22) Bu edebiyatın nesir sahasındaki en büyük kazancı gazetedir.
23) Bu dönemdeki tiyatro eserleri sahnelenmeye uygun değildir.
24) Mizah ve hiciv anlayışı bu dönemde daha da gelişmiştir. Batılı anlamdaki ilk mizah
örneği bu dönemde verilir.
25) Türk edebiyatında gerçek edebi tenkit bu dönemde başlamıştır.
26) Bu dönemde roman tekniği tam oturmamıştır.
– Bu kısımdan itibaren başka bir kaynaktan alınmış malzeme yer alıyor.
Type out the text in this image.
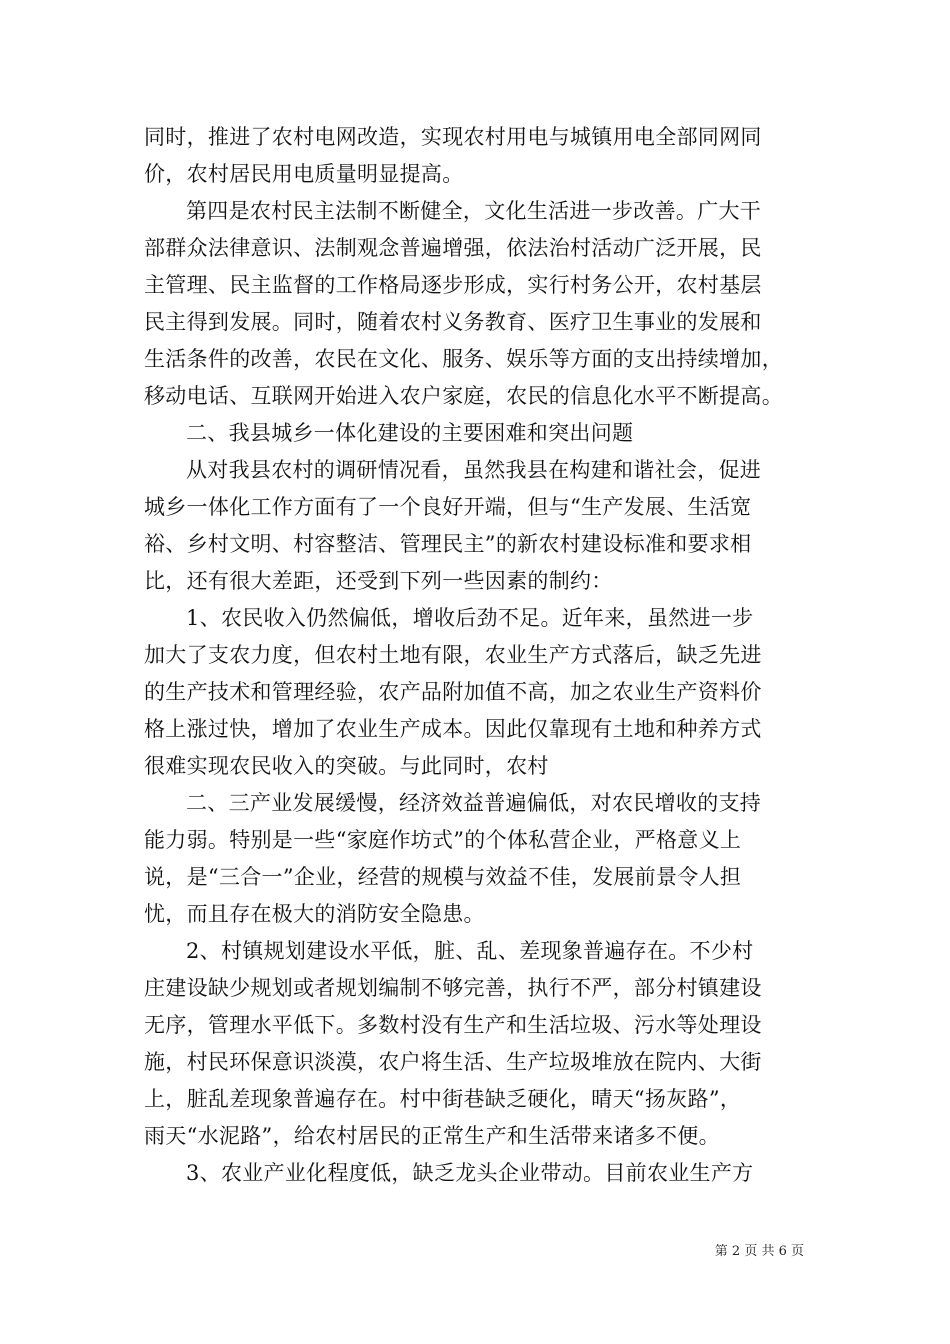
同时，推进了农村电网改造，实现农村用电与城镇用电全部同网同
价，农村居民用电质量明显提高。
第四是农村民主法制不断健全，文化生活进一步改善。广大干
部群众法律意识、法制观念普遍增强，依法治村活动广泛开展，民
主管理、民主监督的工作格局逐步形成，实行村务公开，农村基层
民主得到发展。同时，随着农村义务教育、医疗卫生事业的发展和
生活条件的改善，农民在文化、服务、娱乐等方面的支出持续增加，
移动电话、互联网开始进入农户家庭，农民的信息化水平不断提高。
二、我县城乡一体化建设的主要困难和突出问题
从对我县农村的调研情况看，虽然我县在构建和谐社会，促进
城乡一体化工作方面有了一个良好开端，但与“生产发展、生活宽
裕、乡村文明、村容整洁、管理民主”的新农村建设标准和要求相
比，还有很大差距，还受到下列一些因素的制约：
1、农民收入仍然偏低，增收后劲不足。近年来，虽然进一步
加大了支农力度，但农村土地有限，农业生产方式落后，缺乏先进
的生产技术和管理经验，农产品附加值不高，加之农业生产资料价
格上涨过快，增加了农业生产成本。因此仅靠现有土地和种养方式
很难实现农民收入的突破。与此同时，农村
二、三产业发展缓慢，经济效益普遍偏低，对农民增收的支持
能力弱。特别是一些“家庭作坊式”的个体私营企业，严格意义上
说，是“三合一”企业，经营的规模与效益不佳，发展前景令人担
忧，而且存在极大的消防安全隐患。
2、村镇规划建设水平低，脏、乱、差现象普遍存在。不少村
庄建设缺少规划或者规划编制不够完善，执行不严，部分村镇建设
无序，管理水平低下。多数村没有生产和生活垃圾、污水等处理设
施，村民环保意识淡漠，农户将生活、生产垃圾堆放在院内、大街
上，脏乱差现象普遍存在。村中街巷缺乏硬化，晴天“扬灰路”，
雨天“水泥路”，给农村居民的正常生产和生活带来诸多不便。
3、农业产业化程度低，缺乏龙头企业带动。目前农业生产方
第 2 页 共 6 页
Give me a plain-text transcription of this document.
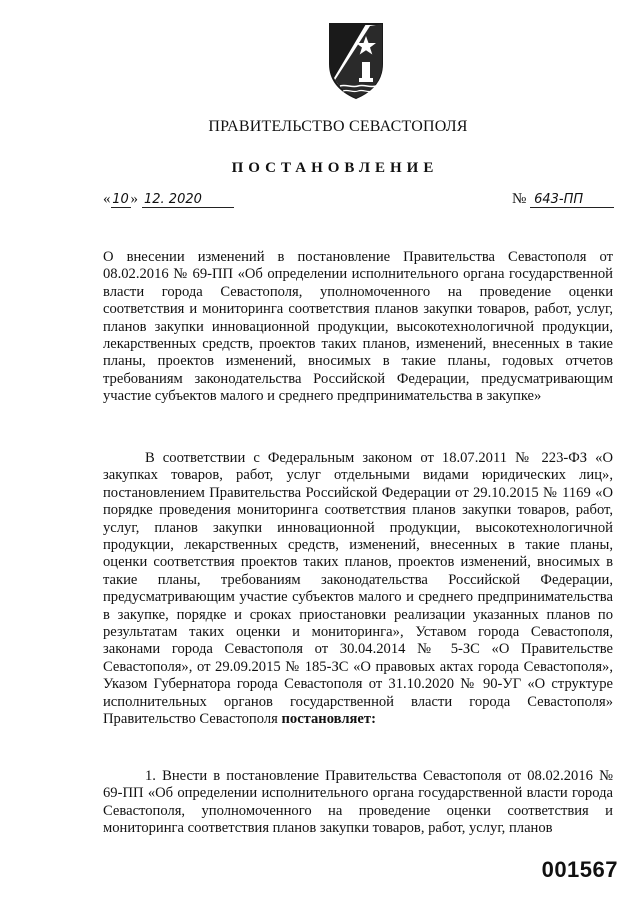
ПРАВИТЕЛЬСТВО СЕВАСТОПОЛЯ
ПОСТАНОВЛЕНИЕ
« 10 » 12. 2020	№ 643-ПП
О внесении изменений в постановление Правительства Севастополя от 08.02.2016 № 69-ПП «Об определении исполнительного органа государственной власти города Севастополя, уполномоченного на проведение оценки соответствия и мониторинга соответствия планов закупки товаров, работ, услуг, планов закупки инновационной продукции, высокотехнологичной продукции, лекарственных средств, проектов таких планов, изменений, внесенных в такие планы, проектов изменений, вносимых в такие планы, годовых отчетов требованиям законодательства Российской Федерации, предусматривающим участие субъектов малого и среднего предпринимательства в закупке»
В соответствии с Федеральным законом от 18.07.2011 № 223-ФЗ «О закупках товаров, работ, услуг отдельными видами юридических лиц», постановлением Правительства Российской Федерации от 29.10.2015 № 1169 «О порядке проведения мониторинга соответствия планов закупки товаров, работ, услуг, планов закупки инновационной продукции, высокотехнологичной продукции, лекарственных средств, изменений, внесенных в такие планы, оценки соответствия проектов таких планов, проектов изменений, вносимых в такие планы, требованиям законодательства Российской Федерации, предусматривающим участие субъектов малого и среднего предпринимательства в закупке, порядке и сроках приостановки реализации указанных планов по результатам таких оценки и мониторинга», Уставом города Севастополя, законами города Севастополя от 30.04.2014 № 5-ЗС «О Правительстве Севастополя», от 29.09.2015 № 185-ЗС «О правовых актах города Севастополя», Указом Губернатора города Севастополя от 31.10.2020 № 90-УГ «О структуре исполнительных органов государственной власти города Севастополя» Правительство Севастополя постановляет:
1. Внести в постановление Правительства Севастополя от 08.02.2016 № 69-ПП «Об определении исполнительного органа государственной власти города Севастополя, уполномоченного на проведение оценки соответствия и мониторинга соответствия планов закупки товаров, работ, услуг, планов
001567
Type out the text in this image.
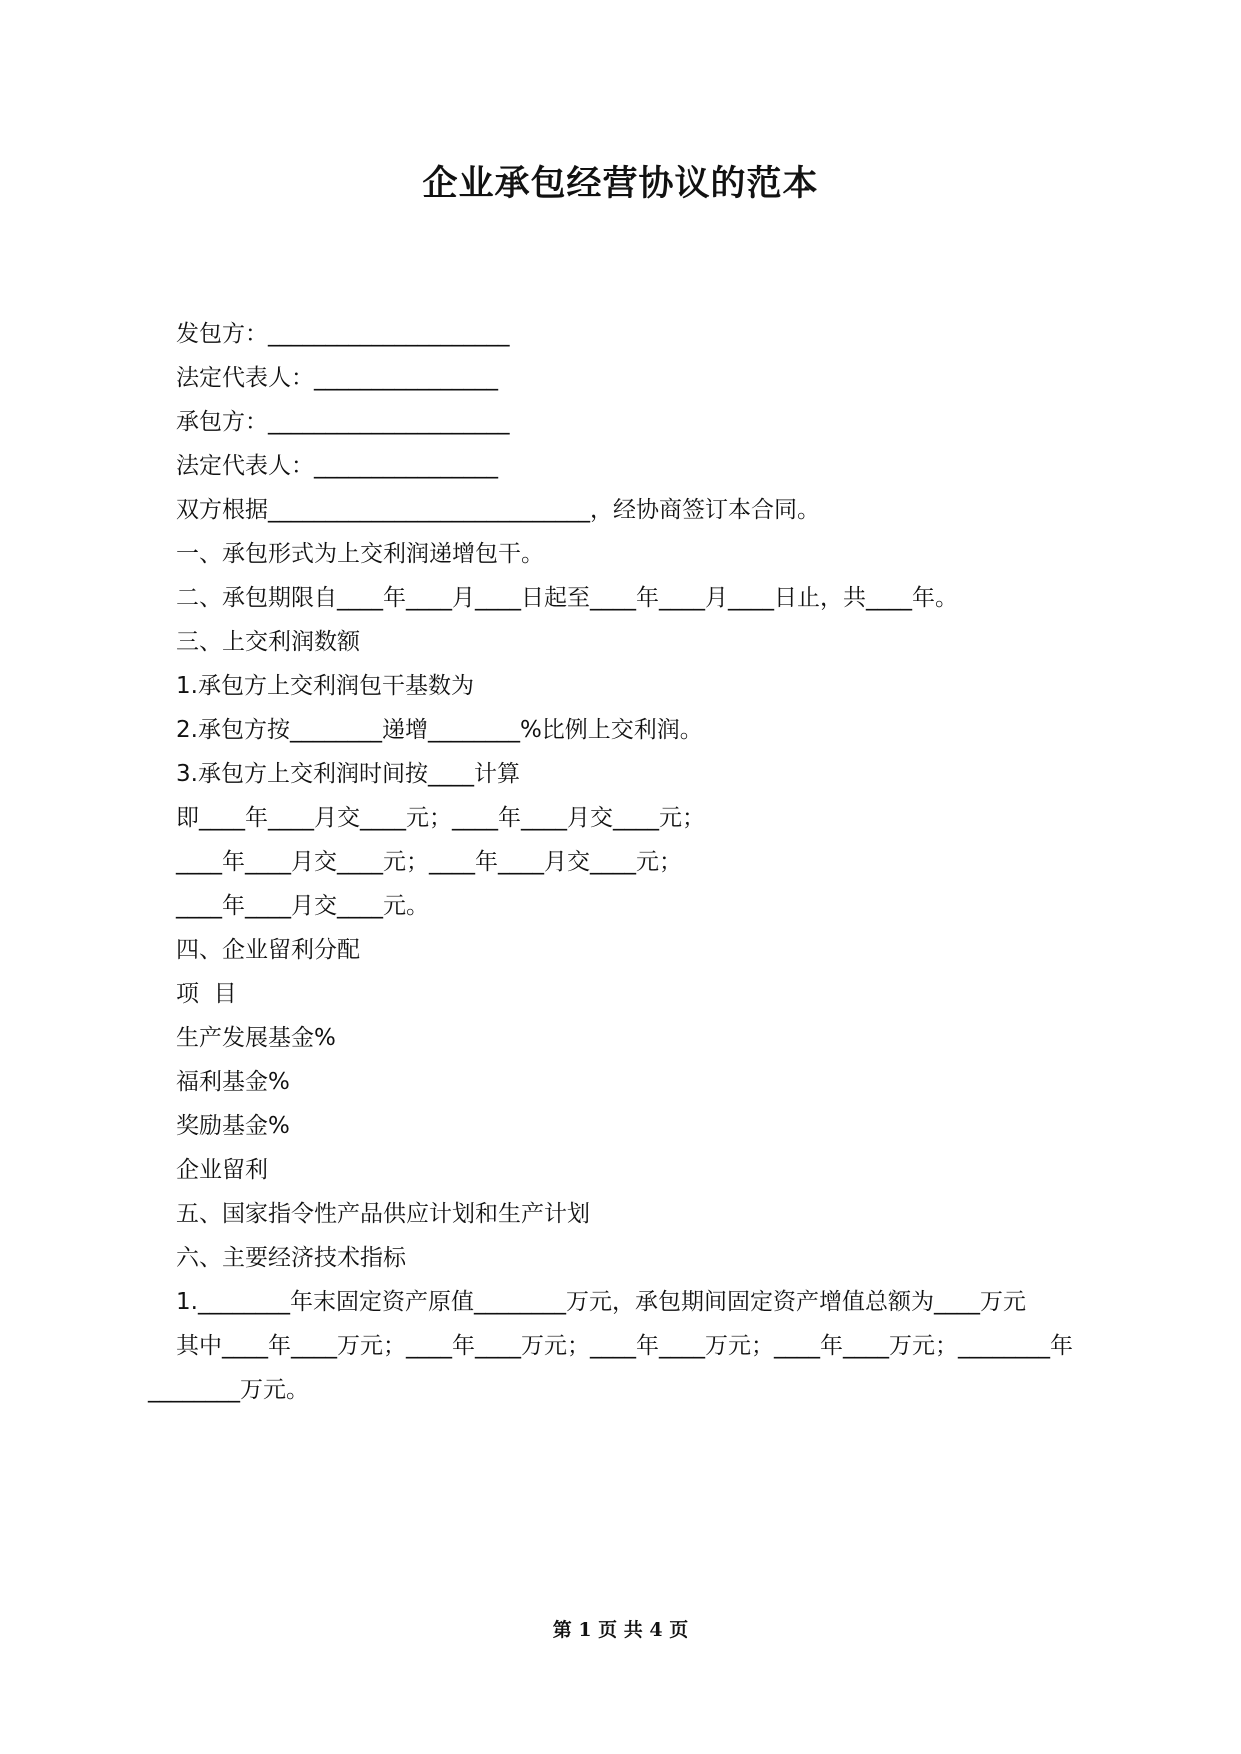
企业承包经营协议的范本
发包方：_____________________
法定代表人：________________
承包方：_____________________
法定代表人：________________
双方根据____________________________，经协商签订本合同。
一、承包形式为上交利润递增包干。
二、承包期限自____年____月____日起至____年____月____日止，共____年。
三、上交利润数额
1.承包方上交利润包干基数为
2.承包方按________递增________%比例上交利润。
3.承包方上交利润时间按____计算
即____年____月交____元；____年____月交____元；
____年____月交____元；____年____月交____元；
____年____月交____元。
四、企业留利分配
项  目
生产发展基金%
福利基金%
奖励基金%
企业留利
五、国家指令性产品供应计划和生产计划
六、主要经济技术指标
1.________年末固定资产原值________万元，承包期间固定资产增值总额为____万元
其中____年____万元；____年____万元；____年____万元；____年____万元；________年
________万元。
第 1 页 共 4 页
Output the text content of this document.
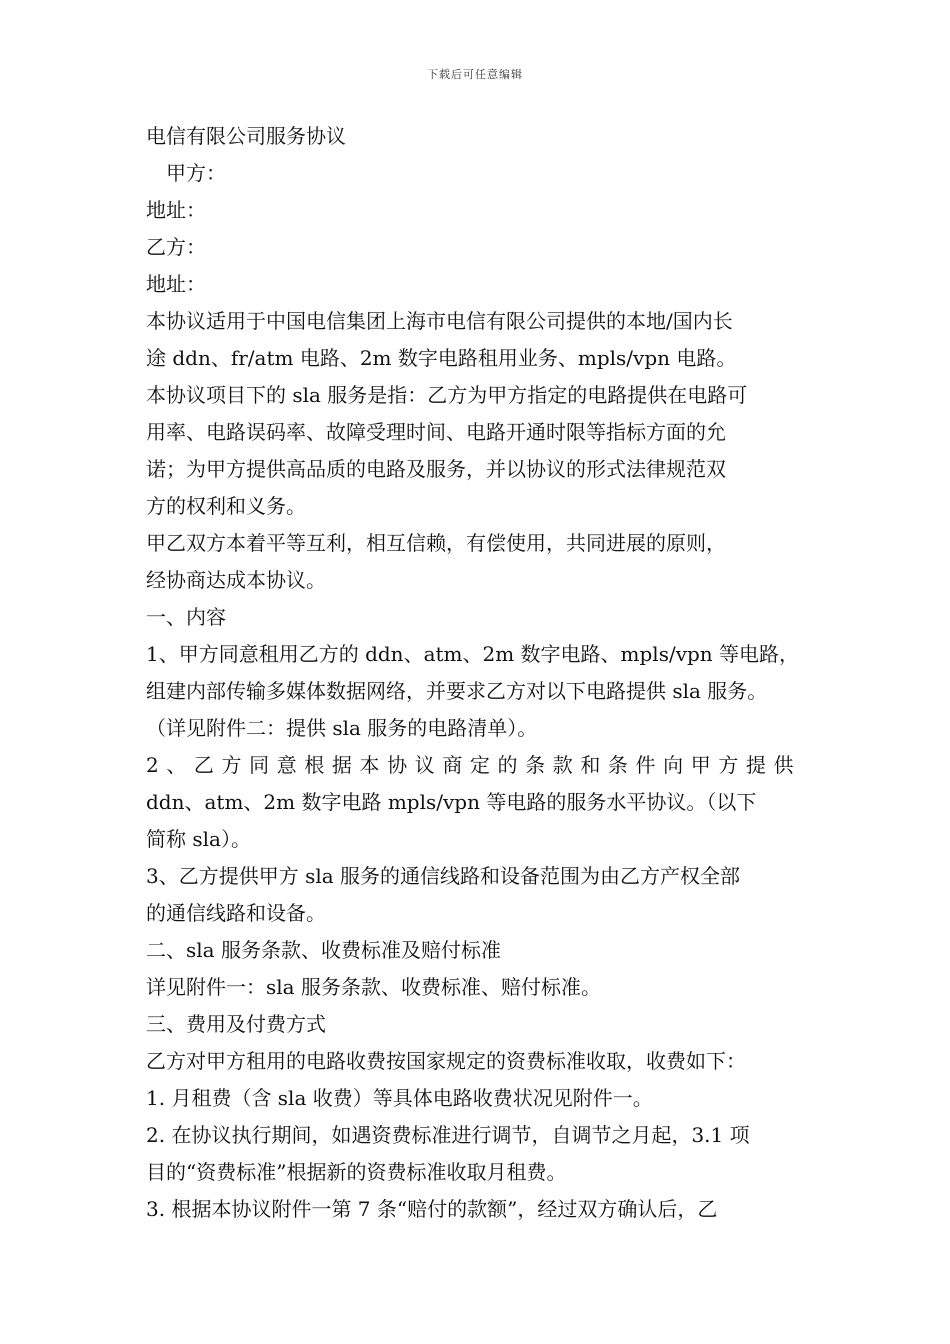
下载后可任意编辑
电信有限公司服务协议
甲方：
地址：
乙方：
地址：
本协议适用于中国电信集团上海市电信有限公司提供的本地/国内长
途 ddn、fr/atm 电路、2m 数字电路租用业务、mpls/vpn 电路。
本协议项目下的 sla 服务是指：乙方为甲方指定的电路提供在电路可
用率、电路误码率、故障受理时间、电路开通时限等指标方面的允
诺；为甲方提供高品质的电路及服务，并以协议的形式法律规范双
方的权利和义务。
甲乙双方本着平等互利，相互信赖，有偿使用，共同进展的原则，
经协商达成本协议。
一、内容
1、甲方同意租用乙方的 ddn、atm、2m 数字电路、mpls/vpn 等电路，
组建内部传输多媒体数据网络，并要求乙方对以下电路提供 sla 服务。
（详见附件二：提供 sla 服务的电路清单）。
2、乙方同意根据本协议商定的条款和条件向甲方提供
ddn、atm、2m 数字电路 mpls/vpn 等电路的服务水平协议。（以下
简称 sla）。
3、乙方提供甲方 sla 服务的通信线路和设备范围为由乙方产权全部
的通信线路和设备。
二、sla 服务条款、收费标准及赔付标准
详见附件一：sla 服务条款、收费标准、赔付标准。
三、费用及付费方式
乙方对甲方租用的电路收费按国家规定的资费标准收取，收费如下：
1. 月租费（含 sla 收费）等具体电路收费状况见附件一。
2. 在协议执行期间，如遇资费标准进行调节，自调节之月起，3.1 项
目的“资费标准”根据新的资费标准收取月租费。
3. 根据本协议附件一第 7 条“赔付的款额”，经过双方确认后，乙
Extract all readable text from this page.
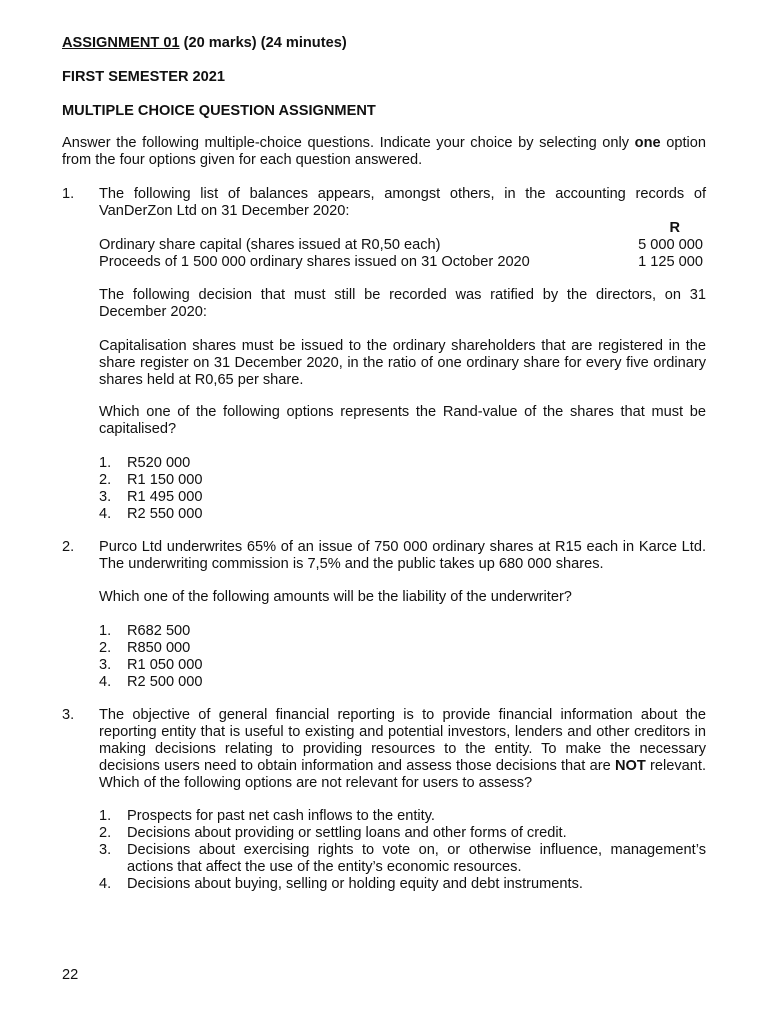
ASSIGNMENT 01 (20 marks) (24 minutes)
FIRST SEMESTER 2021
MULTIPLE CHOICE QUESTION ASSIGNMENT
Answer the following multiple-choice questions. Indicate your choice by selecting only one option from the four options given for each question answered.
1. The following list of balances appears, amongst others, in the accounting records of VanDerZon Ltd on 31 December 2020:
R
Ordinary share capital (shares issued at R0,50 each)	5 000 000
Proceeds of 1 500 000 ordinary shares issued on 31 October 2020	1 125 000
The following decision that must still be recorded was ratified by the directors, on 31 December 2020:
Capitalisation shares must be issued to the ordinary shareholders that are registered in the share register on 31 December 2020, in the ratio of one ordinary share for every five ordinary shares held at R0,65 per share.
Which one of the following options represents the Rand-value of the shares that must be capitalised?
1. R520 000
2. R1 150 000
3. R1 495 000
4. R2 550 000
2. Purco Ltd underwrites 65% of an issue of 750 000 ordinary shares at R15 each in Karce Ltd. The underwriting commission is 7,5% and the public takes up 680 000 shares.
Which one of the following amounts will be the liability of the underwriter?
1. R682 500
2. R850 000
3. R1 050 000
4. R2 500 000
3. The objective of general financial reporting is to provide financial information about the reporting entity that is useful to existing and potential investors, lenders and other creditors in making decisions relating to providing resources to the entity. To make the necessary decisions users need to obtain information and assess those decisions that are NOT relevant. Which of the following options are not relevant for users to assess?
1. Prospects for past net cash inflows to the entity.
2. Decisions about providing or settling loans and other forms of credit.
3. Decisions about exercising rights to vote on, or otherwise influence, management’s actions that affect the use of the entity’s economic resources.
4. Decisions about buying, selling or holding equity and debt instruments.
22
Romanımızın emekleme dönemidir.
Tasvirlerde ve kurguda kompozisyon bozukluğu vardır.

27) Bu dönem yazarlarında yaygın bir tasvir yapma alışkanlığı vardır.

28) Kahramanlar üst tabakadandır.
29) Olaylar İstanbul ve çevresinde geçer.
30) İşlenen konular: Yanlış batılılaşma, alafrangalık özentisi, sarsılan aile düzeni,
kültürel yozlaşma, fakirlik, cariyelik, görücü usulü evlenme, cehalet ve tarihi
konulardır.

TANZİMATIN TÜRK EDEBİYATINA KAZANDIRDIĞI İLKLER

1) İlk Gazeteler:
a) Takvim-i Vakayi ( İlk Türk gazetesi)
b) Ceride-i Havadis (Yarı resmi gazete)
c) Tercüman-ı Ahval (Şinasi ve Agah Efendi’nin çıkardığı ilk özel Türk gazetesi)
d) Tasvir-i Efkar (Şinasi’nin Namık Kemal’e devrettiği ikinci özel Türk gazetesi)
e) Hürriyet (Namık Kemal ve Ziya Paşa’nın yurt dışında çıkardıkları ilk Türk gazetesi)
f) Tercüman-ı Hakikat
2) İlk Çeviri Roman: Telemak; Yusuf Kamil Paşa Fenelon’dan çevirmiştir.
3) İlk Yerli Roman: Taaşşuk-ı Talat ve Fitnat. Şemsettin Sami tarafından yazılmıştır,
edebi değeri yoktur.

4) Bir Edebi Akım Etkisinde Yazılan İlk Roman: İntibah; Namık Kemal tarafından
romantizme bağlı kalınarak yazılmış bir sosyal romandır.
5) İlk Realist Romanlar: Sergüzeşt; Sami Paşazade Sezai yazmıştır.
Araba Sevdası; Recaizade Mahmut Ekrem yazmıştır.
6) İlk Tiyatro Eseri: Şair Evlenmesi; Şinasi yazmıştır.

7) İlk Köy Romanı: Karabibik; Nabizade Nazım yazmıştır.
8) İlk Öyküler: Küçük Şeyler; Sami Paşazade Sezai yazmıştır. (Basılan ilk hikaye kitabı)
Letaif-i Rivayet; Ahmet Mithat Efendi yazmıştır.( Yazılan ilk hikaye kitabı)
9) İlk Makale: Şinasi yazmıştır.
10) İlk Şiir Çevirileri: Şinasi tarafından Fransızcadan yapılmıştır.
11) İlk Noktalama İşaretleri: Şinasi tarafından kullanılmıştır.
12) Edebiyatımızda ilk tarihi roman: Namık Kemal'in "Cezmi" adlı eseridir.
13) Edebiyatımızdaki ilk eleştirmen: Namık Kemal'dir.
14) Türk Edebiyatındaki ilk polisiye roman: Esrar-ı Cinayet; Ahmet Mithat yazmıştır.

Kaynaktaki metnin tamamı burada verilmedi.